Yannick Bolloré, the newly appointed chairman and CEO of Havas, took to the Times Center stage Wednesday at Advertising Week to talk about changes at the French agency holding company in the wake of last year's restructuring.
Bolloré, a family-owned investment group steered by Yannick’s father and famed French investor Vincent Bolloré, owns a 37% stake in the global communications company that named the younger Bolloré its leader this winter. The appointment came just one year after Havas rolled its MPG and Media Contacts brands into an umbrella unit dubbed Havas Media Group.
As part of the restructure, a number of MPG assets including mobile marketing agency Mobext, data management platform Artemis and the Affiperf agency trading desk were consolidated under the jurisdiction of Havas Media.
Affiperf now calls itself a “Meta DSP,” a designation meant to emphasize its scale across all exchanges, publishers and a range of DSPs.
After all, Bollore acknowledged, a competitor’s DSP “may be more right for one campaign” than Affiperf, even.
“If we look at what’s going on in our business, there’s a major communications problem,” said Dominique Delport, global managing director of Havas Media Group, during AOL’s Programmatic Upfront on Monday. “For once, the audience becomes media and we need algorithms to interact one-to-one at scale.”
Bolloré echoed his sentiments Wednesday, adding, “algorithms will never replace creative directors. It’s nonsense to separate emotion and rationality. The more fragmented media gets, the harder it is to get people’s attention. We have a need for highly creative content.”

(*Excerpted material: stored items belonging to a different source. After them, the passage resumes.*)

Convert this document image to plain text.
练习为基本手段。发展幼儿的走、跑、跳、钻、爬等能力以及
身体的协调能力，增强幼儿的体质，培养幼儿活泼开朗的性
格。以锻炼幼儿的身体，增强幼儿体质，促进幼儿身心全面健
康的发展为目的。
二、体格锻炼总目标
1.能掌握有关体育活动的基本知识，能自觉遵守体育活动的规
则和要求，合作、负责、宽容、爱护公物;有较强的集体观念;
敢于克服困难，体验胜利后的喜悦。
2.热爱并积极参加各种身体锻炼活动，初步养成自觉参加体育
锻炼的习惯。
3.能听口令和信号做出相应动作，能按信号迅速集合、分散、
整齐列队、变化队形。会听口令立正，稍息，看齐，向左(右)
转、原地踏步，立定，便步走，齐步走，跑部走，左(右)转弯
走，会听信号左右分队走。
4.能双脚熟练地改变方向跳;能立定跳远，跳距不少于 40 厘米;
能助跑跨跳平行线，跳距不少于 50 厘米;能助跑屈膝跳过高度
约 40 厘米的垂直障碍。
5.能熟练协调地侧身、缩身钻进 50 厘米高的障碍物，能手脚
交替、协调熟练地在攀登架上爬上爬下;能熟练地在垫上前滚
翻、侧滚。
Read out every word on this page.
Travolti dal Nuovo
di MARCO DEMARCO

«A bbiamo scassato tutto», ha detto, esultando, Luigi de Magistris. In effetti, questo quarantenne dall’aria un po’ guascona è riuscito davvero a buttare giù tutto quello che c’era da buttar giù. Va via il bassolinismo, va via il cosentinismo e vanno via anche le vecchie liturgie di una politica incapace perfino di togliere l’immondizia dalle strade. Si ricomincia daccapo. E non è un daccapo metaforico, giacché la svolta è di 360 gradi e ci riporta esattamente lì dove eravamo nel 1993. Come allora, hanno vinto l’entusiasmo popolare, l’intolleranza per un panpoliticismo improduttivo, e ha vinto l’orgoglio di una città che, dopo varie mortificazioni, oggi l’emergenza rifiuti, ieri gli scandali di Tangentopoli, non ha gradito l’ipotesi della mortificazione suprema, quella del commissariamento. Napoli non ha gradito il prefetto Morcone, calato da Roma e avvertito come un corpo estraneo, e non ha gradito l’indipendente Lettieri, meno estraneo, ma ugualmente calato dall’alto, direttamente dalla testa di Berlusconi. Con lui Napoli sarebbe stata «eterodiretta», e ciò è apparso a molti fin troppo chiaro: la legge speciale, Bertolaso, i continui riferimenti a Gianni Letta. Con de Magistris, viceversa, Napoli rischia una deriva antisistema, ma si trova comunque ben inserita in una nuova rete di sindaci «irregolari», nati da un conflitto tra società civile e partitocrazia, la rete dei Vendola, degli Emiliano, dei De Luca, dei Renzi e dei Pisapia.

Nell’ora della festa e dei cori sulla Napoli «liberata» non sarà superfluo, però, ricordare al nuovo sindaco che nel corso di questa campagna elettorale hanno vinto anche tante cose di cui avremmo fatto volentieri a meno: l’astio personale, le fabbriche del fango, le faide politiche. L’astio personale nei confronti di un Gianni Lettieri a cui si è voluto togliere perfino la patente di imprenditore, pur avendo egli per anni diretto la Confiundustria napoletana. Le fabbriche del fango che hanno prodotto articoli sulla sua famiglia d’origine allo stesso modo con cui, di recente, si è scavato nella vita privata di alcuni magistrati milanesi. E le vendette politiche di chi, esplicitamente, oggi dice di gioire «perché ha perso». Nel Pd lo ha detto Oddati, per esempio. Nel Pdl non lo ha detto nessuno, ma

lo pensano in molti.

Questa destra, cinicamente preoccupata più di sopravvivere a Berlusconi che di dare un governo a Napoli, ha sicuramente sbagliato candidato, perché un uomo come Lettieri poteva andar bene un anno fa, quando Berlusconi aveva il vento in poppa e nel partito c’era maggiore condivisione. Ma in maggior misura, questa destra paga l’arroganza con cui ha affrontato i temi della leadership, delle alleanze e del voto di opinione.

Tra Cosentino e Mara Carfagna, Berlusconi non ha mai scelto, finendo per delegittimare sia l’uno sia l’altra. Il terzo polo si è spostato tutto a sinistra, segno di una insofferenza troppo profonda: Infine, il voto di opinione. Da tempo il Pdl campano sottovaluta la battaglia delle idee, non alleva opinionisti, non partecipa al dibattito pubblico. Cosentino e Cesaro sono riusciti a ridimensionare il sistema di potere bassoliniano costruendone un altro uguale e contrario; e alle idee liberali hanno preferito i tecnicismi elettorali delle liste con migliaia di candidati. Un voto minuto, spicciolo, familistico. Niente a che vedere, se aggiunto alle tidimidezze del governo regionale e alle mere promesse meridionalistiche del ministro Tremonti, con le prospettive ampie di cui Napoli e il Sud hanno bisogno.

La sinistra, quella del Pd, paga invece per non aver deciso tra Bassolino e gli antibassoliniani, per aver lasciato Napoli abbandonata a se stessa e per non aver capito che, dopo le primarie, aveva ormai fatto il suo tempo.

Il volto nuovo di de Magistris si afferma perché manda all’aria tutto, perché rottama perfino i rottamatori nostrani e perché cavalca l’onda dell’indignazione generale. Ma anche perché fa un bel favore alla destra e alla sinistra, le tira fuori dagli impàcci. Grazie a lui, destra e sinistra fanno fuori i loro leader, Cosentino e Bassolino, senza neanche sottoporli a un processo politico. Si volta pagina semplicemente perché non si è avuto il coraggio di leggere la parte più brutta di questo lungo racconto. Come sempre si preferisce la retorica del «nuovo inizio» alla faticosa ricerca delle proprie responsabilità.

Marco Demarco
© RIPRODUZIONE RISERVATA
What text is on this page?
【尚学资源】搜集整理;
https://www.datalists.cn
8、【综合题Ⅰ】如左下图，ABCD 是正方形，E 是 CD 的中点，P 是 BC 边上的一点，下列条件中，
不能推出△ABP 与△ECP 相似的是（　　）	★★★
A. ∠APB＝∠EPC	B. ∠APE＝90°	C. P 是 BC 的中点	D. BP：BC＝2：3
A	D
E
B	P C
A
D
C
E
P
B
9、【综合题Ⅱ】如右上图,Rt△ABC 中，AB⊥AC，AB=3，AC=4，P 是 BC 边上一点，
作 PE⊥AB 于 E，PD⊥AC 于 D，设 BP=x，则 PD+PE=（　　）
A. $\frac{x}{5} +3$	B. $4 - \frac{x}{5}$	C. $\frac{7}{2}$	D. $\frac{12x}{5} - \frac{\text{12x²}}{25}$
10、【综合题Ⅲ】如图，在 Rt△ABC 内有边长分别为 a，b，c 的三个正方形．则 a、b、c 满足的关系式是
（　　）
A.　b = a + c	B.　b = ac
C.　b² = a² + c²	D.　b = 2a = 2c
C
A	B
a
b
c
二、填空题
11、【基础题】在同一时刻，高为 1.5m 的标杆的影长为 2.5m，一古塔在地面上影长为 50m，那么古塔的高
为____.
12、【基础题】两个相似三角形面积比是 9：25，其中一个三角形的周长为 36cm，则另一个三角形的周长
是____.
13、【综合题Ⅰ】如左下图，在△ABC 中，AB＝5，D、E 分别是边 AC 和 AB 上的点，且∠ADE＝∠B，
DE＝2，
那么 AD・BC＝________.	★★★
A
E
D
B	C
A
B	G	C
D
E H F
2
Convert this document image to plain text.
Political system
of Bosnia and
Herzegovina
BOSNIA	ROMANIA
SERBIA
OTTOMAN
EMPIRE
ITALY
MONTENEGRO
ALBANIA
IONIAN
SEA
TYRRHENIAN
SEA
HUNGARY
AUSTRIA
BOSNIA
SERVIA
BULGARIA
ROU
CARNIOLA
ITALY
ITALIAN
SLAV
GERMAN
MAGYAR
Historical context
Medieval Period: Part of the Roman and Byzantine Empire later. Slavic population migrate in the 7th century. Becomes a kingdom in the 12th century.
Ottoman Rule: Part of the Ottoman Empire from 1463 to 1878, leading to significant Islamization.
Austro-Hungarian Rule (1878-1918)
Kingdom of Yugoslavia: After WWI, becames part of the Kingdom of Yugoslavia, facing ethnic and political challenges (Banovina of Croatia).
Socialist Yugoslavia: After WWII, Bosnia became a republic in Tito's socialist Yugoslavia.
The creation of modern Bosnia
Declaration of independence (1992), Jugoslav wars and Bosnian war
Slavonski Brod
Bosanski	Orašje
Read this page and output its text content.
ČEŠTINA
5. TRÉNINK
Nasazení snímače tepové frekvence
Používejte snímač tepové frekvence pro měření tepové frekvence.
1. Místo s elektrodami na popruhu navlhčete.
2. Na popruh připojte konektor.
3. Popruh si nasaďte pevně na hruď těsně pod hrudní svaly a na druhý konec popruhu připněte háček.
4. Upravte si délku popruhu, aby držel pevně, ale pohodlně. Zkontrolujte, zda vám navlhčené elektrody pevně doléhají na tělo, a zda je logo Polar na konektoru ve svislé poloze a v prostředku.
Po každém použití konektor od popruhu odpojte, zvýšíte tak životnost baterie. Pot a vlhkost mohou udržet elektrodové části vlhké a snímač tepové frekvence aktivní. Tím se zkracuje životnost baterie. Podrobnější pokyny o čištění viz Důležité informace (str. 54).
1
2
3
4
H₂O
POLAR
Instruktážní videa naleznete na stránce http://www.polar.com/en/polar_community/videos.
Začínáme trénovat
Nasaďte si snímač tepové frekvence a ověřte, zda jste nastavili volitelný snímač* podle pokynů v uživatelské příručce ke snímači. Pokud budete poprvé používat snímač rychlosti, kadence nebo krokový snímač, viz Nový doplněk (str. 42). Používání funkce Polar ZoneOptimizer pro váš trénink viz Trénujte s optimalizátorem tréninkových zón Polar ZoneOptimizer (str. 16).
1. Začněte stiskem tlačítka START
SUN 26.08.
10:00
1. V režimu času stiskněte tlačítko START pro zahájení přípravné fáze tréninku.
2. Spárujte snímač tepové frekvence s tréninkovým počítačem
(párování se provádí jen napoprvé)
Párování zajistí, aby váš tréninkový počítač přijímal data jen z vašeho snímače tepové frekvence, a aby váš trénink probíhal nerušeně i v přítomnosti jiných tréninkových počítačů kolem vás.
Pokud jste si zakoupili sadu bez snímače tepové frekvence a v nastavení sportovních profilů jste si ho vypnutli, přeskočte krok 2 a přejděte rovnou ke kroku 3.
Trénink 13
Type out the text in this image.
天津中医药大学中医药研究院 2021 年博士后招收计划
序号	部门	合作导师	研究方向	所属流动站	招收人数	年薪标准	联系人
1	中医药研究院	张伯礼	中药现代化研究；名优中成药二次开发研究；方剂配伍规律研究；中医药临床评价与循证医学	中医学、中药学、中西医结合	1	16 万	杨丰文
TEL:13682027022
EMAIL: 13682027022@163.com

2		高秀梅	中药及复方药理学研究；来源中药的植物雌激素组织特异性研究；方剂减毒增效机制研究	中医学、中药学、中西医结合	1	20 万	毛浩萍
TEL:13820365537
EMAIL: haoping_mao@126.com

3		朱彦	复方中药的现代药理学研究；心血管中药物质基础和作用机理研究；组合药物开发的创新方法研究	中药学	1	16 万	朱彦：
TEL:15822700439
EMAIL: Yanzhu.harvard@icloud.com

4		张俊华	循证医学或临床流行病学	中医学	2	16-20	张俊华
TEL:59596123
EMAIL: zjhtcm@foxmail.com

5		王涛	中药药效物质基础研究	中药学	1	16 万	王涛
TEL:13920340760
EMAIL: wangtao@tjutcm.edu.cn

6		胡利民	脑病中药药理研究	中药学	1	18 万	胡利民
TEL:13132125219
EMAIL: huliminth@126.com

Is Havas in play? When asked whether Havas was looking at M&A at the time of the proposed Publicis Omnicom Group mega-merger, Bolloré said, “we don’t think bigger and fatter is always better. We have 16,000 people, so we have size and scale and you have to be big enough to address global client demands.”
He deflected a question about Havas’ rumored merger with French media and entertainment company Vivendi, but did say there were “common shareholders” in the organization, Vincent Bolloré being the big and obvious one. Havas delivered organic growth of 5.7% in the first quarter, securing new client wins in brands Disney, Barclays and Emirates. Revenue in the first half of 2014 was just over US $1 billion.
“We’re family-oriented,” Bolloré said in what seemed like a faint stab at competing holding groups’ emphasis on P&L. “When you belong to a family group, it gives you a focus. Of course we are looking at profits and what are the results but if you have a ‘financial’ strategy [as an agency] you will be financial focused. We are not in a race for scale. We are in a race for talent.”
Bolloré, who has a background in film production, said it’s getting harder for agencies to get paid for the "big idea" at a time when brand clients are increasingly sophisticated with in-house media and creative.
“Clients are pushing for innovation,” he said. “Before, we had siloes of creative and media and now we have all these siloes of search, mobile, display, and content."
Bolloré said he expects programmatic to command a greater portion of client budgets in the years to come. He declined to identify the current percentage of spend transacted programmatically.
“We at Havas have the chance to lead with tools and algorithms that enable programmatic buying to become more efficient,” he said. “It’s more efficient for clients and agencies. In the coming years, I bet it will happen the same in cable TV as the rest of the digital landscape. There’s no reason this type of buying could not extend to other types of media.”